Even as technology has moved forward, many localities are still using analog cameras for reasons of cost and interoperability.
“Instead of having an IP-based camera, we have a lot of analog cameras and we put an encoder at the site to convert it over to IP,” Doble says. “There are just a lot more analog cameras that are out there on the market, and we usually put a camera on the street light and it has an encoder that converts it over to IP and then that goes over some kind of wireless network that we install.”
Along with better cameras and high speed networks, localities are also beginning to integrate other types of technology into the system. Another innovation that can extend the ears of police is a firearm shot detection system. These systems include one or more sonic sensors that are able to pick up sounds having a characteristic frequency or frequencies like those of a firearm shot. When activated, they transmit a signal alerting authorities that someone is firing a weapon and giving the location.
In addition, end-users don’t have to roll out vast and costly wireless systems. Those seeking a more modest start can use so-called nail-up systems that include a pan-tilt-zoom (PTZ) camera inside a box powered by a battery and equipped with a cell phone transmitter.
“We can go and literally nail this to a wall and it will run for about a week before you have to change the batteries, and you can monitor it live using the cell phone transmission,” Fergus says. “That is really designed for short term tactical use, if you’ve got what police would refer to as a ‘hot spot investigation.’”
Other innovations include a self-leveling camera and transmitter that can be thrown through a window or rolled into a room to provide authorities with video of a situation before sending in personnel.

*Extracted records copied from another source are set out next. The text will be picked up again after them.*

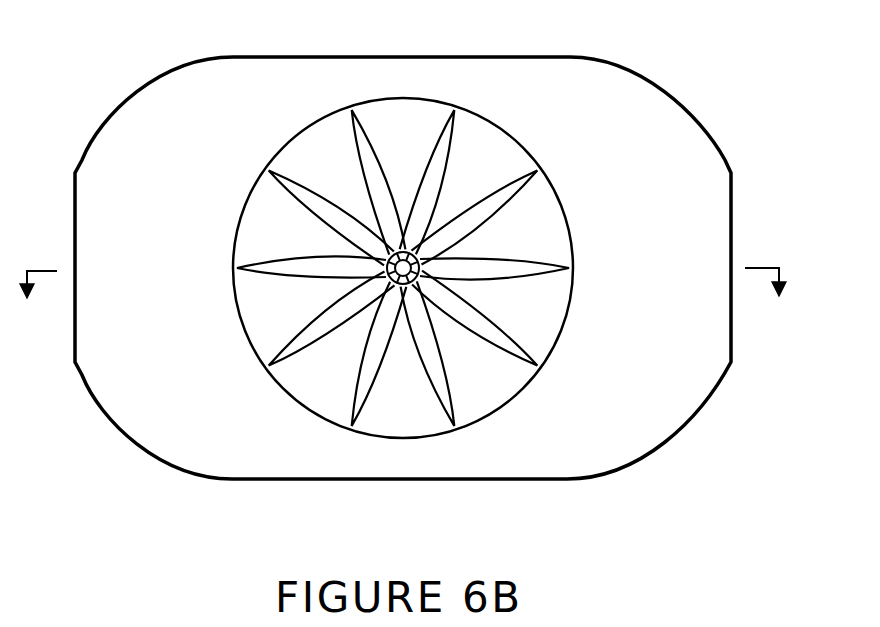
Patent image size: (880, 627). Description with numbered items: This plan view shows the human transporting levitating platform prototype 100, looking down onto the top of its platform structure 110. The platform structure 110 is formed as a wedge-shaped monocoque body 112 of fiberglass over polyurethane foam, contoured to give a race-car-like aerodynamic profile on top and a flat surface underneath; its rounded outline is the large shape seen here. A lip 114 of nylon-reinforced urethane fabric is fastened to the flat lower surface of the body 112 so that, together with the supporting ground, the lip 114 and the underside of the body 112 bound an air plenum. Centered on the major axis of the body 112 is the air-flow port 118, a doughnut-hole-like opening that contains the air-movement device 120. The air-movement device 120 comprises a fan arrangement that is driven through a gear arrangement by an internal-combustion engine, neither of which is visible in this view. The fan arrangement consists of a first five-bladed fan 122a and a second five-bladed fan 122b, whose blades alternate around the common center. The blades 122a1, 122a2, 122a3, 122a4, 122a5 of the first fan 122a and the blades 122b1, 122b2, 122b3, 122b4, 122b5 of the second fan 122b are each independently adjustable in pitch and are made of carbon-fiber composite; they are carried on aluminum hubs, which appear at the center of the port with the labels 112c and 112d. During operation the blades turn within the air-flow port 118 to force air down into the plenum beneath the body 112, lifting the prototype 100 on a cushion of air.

The human transporting levitating platform prototype 100 is at (688, 86).
The platform structure 110 is at (610, 472).
The wedge-shaped body 112 is at (645, 397).
The housing opening portion 112c is at (445, 257).
The housing opening portion 112d is at (382, 258).
The lip 114 is at (420, 480).
The air-flow port 118 is at (427, 410).
The air-movement device 120 is at (342, 287).
The first five-bladed fan 122a is at (445, 212).
The second five-bladed fan 122b is at (450, 285).
The fan blade 122a1 is at (508, 266).
The fan blade 122a2 is at (445, 138).
The fan blade 122a3 is at (327, 211).
The fan blade 122a4 is at (291, 347).
The fan blade 122a5 is at (438, 358).
The fan blade 122b1 is at (474, 218).
The fan blade 122b2 is at (372, 163).
The fan blade 122b3 is at (232, 270).
The fan blade 122b4 is at (371, 358).
The fan blade 122b5 is at (503, 330).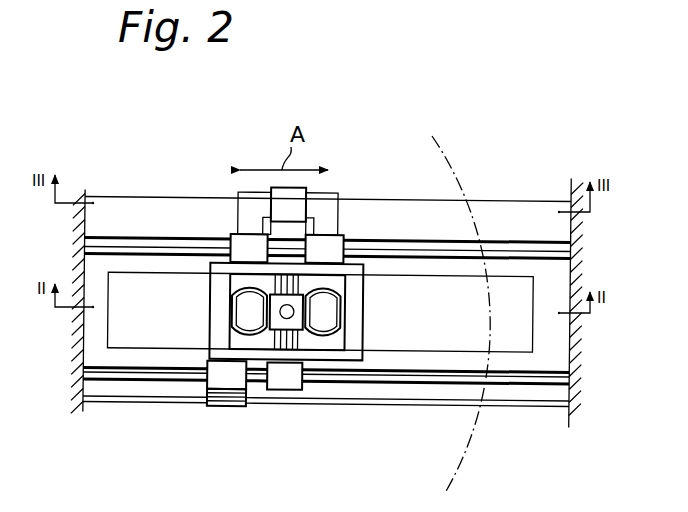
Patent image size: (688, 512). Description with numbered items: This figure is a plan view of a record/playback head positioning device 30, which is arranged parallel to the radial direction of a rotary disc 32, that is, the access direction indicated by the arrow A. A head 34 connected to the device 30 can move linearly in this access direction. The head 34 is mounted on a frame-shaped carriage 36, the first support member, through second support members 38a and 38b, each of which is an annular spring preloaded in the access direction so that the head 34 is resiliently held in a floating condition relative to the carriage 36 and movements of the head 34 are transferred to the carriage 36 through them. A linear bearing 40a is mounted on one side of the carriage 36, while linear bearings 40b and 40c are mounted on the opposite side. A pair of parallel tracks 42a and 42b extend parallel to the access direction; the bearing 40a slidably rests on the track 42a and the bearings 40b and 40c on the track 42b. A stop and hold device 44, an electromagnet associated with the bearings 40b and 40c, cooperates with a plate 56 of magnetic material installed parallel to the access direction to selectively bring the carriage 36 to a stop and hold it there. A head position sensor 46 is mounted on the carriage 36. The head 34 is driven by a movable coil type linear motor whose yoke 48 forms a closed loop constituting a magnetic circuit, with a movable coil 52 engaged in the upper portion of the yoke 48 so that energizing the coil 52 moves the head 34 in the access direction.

It’s not just the police who are pushing the use of cameras. Business owners and merchant groups representing business districts are now partnering with governments to set up these systems.
Houston officials are considering a proposal for the police department to place crime monitoring cameras in the city’s lower Main Street area. With its trendy restaurants and nightclubs that have grown up around the new baseball stadium, the area has become a major destination of both visitors and locals alike. Business owners have offered to purchase the cameras in exchange for the police monitoring.
“Obviously this raises all sorts of policy, liability, manpower and political issues that have to be addressed between the municipality and the police department, but there is a growing trend toward this,” Fergus says.